Eye For Film >> Movies >> The Lost Son (1999) Film Review
The Lost Son
Reviewed by: Angus Wolfe Murray
This should have been called The Lost Children. What begins as a missing persons investigation ends in a shoot out with a paedophile ring. There is not much difference between Chris Menges' new movie and any other drugs-related thriller. Still violent, still paranoid. The format hasn't changed much since Raymond Chandler, except the modern private eye, as personified by Xavier Lombard (Daniel Auteuil, with an accent so thick you could eat it with a spoon), does dishonourable work (blackmailing adulterous women), chain smokes, has a miserable sex life and stays in a London bedsit with goldfish.
He is hired by an Austrian shoe manufacturer to find his photographer son, who has disappeared. He thinks it's Christmas, being overpaid, by the day, plus expenses. No need to rush. Although it's fairly obvious, after a casual glance around the young man' s apartment that there is more going on than a dilettante's desire for privacy.
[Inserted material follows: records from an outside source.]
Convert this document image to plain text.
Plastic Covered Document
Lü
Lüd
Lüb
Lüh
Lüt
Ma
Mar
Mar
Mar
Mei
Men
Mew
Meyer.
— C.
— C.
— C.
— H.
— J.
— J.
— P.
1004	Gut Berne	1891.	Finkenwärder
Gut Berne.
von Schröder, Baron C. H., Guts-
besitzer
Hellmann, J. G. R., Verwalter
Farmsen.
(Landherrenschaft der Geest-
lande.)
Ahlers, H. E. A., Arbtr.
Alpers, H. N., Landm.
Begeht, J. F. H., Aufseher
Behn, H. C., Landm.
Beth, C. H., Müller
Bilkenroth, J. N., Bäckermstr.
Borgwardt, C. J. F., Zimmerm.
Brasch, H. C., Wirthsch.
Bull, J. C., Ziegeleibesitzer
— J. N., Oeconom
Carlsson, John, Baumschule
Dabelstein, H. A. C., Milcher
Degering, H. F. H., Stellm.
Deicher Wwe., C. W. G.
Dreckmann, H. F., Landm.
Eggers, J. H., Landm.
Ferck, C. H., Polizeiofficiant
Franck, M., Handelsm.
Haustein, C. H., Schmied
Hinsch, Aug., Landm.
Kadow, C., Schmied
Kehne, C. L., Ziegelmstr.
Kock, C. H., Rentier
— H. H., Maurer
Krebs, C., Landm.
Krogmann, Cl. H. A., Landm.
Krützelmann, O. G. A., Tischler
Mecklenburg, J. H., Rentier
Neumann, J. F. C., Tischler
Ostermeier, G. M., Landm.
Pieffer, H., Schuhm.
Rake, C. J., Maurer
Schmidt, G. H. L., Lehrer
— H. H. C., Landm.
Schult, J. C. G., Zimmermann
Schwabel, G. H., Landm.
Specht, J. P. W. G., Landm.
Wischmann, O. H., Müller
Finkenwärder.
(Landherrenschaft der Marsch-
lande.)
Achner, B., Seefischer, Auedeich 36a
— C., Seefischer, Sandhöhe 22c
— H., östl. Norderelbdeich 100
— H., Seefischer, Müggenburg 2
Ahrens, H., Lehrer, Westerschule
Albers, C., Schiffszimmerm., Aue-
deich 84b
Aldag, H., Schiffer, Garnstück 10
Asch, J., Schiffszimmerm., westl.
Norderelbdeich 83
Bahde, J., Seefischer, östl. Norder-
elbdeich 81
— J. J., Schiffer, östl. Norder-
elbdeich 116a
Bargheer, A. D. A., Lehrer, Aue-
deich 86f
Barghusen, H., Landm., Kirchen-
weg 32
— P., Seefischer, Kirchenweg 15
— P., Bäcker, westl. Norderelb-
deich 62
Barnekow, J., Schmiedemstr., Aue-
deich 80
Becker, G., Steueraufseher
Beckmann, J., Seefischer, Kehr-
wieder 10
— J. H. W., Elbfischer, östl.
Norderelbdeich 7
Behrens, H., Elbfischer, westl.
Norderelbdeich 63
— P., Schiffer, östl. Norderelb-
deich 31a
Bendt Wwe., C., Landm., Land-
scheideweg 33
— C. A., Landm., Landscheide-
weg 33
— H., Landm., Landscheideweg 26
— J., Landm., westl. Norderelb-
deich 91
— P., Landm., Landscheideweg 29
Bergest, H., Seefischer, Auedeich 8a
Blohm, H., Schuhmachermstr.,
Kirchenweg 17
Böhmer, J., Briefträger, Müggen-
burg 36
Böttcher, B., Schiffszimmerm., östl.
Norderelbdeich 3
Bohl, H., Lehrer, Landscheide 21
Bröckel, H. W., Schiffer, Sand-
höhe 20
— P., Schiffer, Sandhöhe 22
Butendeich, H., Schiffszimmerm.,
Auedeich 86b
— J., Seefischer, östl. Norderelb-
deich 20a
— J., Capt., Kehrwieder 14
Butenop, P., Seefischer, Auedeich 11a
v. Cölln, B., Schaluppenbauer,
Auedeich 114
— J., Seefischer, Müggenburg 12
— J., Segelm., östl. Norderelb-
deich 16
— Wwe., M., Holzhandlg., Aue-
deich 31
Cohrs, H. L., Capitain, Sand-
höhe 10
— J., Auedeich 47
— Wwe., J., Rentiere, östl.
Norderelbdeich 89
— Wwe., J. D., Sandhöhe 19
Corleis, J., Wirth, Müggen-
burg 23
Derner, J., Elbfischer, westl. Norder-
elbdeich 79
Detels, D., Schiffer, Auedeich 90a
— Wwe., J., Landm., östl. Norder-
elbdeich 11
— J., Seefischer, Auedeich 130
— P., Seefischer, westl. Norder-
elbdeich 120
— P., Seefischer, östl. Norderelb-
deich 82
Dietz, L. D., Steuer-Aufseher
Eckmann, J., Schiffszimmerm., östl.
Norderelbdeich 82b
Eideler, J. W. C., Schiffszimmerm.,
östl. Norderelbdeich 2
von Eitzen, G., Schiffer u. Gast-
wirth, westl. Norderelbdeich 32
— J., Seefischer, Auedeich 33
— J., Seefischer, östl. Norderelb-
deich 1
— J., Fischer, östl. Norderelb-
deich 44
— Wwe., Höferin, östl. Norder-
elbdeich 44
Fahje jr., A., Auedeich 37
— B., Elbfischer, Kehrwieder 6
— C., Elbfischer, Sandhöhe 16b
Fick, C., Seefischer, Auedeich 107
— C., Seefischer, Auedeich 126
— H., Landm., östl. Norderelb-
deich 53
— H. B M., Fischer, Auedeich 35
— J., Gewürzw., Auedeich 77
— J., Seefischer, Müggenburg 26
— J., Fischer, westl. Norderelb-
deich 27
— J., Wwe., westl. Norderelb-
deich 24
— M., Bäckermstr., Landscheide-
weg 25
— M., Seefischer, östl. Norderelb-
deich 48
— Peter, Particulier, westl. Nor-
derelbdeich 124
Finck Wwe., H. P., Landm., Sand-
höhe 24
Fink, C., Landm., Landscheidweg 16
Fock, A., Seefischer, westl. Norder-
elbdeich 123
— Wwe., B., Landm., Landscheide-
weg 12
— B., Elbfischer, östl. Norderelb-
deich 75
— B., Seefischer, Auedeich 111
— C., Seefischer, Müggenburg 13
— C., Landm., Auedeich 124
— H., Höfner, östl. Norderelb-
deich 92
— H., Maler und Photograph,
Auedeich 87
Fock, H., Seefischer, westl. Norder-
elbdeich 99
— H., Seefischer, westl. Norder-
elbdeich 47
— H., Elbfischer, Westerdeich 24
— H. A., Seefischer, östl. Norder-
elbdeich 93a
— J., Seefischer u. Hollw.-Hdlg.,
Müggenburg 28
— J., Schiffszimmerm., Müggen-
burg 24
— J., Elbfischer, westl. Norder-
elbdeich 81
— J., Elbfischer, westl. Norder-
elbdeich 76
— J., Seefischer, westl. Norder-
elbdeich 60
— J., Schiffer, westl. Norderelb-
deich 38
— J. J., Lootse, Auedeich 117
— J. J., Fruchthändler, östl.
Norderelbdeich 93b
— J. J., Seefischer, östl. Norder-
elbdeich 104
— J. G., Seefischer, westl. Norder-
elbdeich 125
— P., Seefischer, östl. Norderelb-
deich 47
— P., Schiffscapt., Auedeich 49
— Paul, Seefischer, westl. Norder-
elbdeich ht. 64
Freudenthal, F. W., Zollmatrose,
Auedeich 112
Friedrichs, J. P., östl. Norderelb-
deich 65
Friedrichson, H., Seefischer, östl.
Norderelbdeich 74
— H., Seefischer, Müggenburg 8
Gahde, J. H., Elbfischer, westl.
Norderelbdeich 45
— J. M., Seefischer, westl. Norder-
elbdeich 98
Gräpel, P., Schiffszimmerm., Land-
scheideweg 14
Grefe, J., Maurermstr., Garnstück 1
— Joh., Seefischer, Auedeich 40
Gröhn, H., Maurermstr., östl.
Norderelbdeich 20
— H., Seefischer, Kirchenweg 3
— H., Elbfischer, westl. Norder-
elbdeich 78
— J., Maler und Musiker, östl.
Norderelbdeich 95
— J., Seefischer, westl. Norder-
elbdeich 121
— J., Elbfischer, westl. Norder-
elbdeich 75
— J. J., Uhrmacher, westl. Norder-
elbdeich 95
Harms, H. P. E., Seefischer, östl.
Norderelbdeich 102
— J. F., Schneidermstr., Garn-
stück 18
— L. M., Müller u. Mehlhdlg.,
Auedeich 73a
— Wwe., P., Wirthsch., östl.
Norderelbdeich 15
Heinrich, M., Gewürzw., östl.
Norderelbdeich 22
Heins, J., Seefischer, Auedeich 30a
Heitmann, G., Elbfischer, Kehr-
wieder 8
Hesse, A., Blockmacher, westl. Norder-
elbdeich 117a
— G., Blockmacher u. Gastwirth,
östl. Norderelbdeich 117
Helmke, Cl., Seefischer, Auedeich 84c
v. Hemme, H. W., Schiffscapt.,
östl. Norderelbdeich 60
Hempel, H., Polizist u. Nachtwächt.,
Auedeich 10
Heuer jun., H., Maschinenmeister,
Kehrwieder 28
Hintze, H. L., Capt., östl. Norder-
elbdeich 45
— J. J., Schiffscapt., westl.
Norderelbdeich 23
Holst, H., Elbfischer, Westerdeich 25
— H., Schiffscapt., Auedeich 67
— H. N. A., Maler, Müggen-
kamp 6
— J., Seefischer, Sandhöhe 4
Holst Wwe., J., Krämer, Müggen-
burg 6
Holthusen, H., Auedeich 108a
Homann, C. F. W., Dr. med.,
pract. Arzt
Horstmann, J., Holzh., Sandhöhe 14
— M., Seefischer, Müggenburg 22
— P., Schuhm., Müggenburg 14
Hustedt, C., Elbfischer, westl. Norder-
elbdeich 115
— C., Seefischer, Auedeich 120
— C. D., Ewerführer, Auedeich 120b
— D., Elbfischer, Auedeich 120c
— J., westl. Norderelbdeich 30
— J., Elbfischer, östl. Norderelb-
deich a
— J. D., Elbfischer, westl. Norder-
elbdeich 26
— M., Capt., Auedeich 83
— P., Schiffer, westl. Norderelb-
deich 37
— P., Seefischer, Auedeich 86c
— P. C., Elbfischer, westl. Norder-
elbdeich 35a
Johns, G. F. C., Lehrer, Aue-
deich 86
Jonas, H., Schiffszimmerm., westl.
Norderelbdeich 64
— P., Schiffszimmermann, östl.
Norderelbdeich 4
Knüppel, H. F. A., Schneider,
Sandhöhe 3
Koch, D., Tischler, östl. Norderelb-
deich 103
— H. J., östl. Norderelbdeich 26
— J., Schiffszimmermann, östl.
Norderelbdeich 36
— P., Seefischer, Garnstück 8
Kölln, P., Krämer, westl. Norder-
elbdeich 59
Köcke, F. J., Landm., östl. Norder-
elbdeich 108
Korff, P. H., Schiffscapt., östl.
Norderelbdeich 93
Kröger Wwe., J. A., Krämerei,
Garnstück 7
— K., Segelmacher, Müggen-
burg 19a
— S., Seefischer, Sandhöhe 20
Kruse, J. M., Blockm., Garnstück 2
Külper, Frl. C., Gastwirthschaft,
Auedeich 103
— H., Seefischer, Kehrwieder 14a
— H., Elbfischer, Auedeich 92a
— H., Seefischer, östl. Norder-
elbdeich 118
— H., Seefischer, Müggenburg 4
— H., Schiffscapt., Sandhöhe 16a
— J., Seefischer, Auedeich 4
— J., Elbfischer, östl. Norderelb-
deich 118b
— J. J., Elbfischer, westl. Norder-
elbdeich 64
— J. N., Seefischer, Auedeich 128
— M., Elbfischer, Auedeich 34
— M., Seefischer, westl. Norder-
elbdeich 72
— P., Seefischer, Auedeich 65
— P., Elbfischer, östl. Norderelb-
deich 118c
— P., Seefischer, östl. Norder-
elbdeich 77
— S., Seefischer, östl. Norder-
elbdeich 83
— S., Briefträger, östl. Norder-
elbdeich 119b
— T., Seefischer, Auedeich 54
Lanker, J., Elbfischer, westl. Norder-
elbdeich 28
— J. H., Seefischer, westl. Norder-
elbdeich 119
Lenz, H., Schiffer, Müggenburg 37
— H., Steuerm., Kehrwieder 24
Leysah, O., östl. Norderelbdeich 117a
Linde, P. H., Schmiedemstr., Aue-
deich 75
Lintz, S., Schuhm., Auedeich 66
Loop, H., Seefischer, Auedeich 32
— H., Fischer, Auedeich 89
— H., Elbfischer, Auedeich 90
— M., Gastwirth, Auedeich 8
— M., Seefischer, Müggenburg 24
Murder, maybe? Clues lead to the sale of sex with prepubescent boys. As Lombard moves in, impersonating a client, the plot takes on the mantle of cliché. Once the guns come out, there are few shocks left. Except one. The surprise twist. A cliché, itself.
The children don't talk. They are victims, as well as commodities. Auteuil is such a sympathetic actor that even in an unsympathetic role, he holds the attention. For Menges, whose debut, A World Apart, was probably the best film ever made about apartheid, it is another day, another job.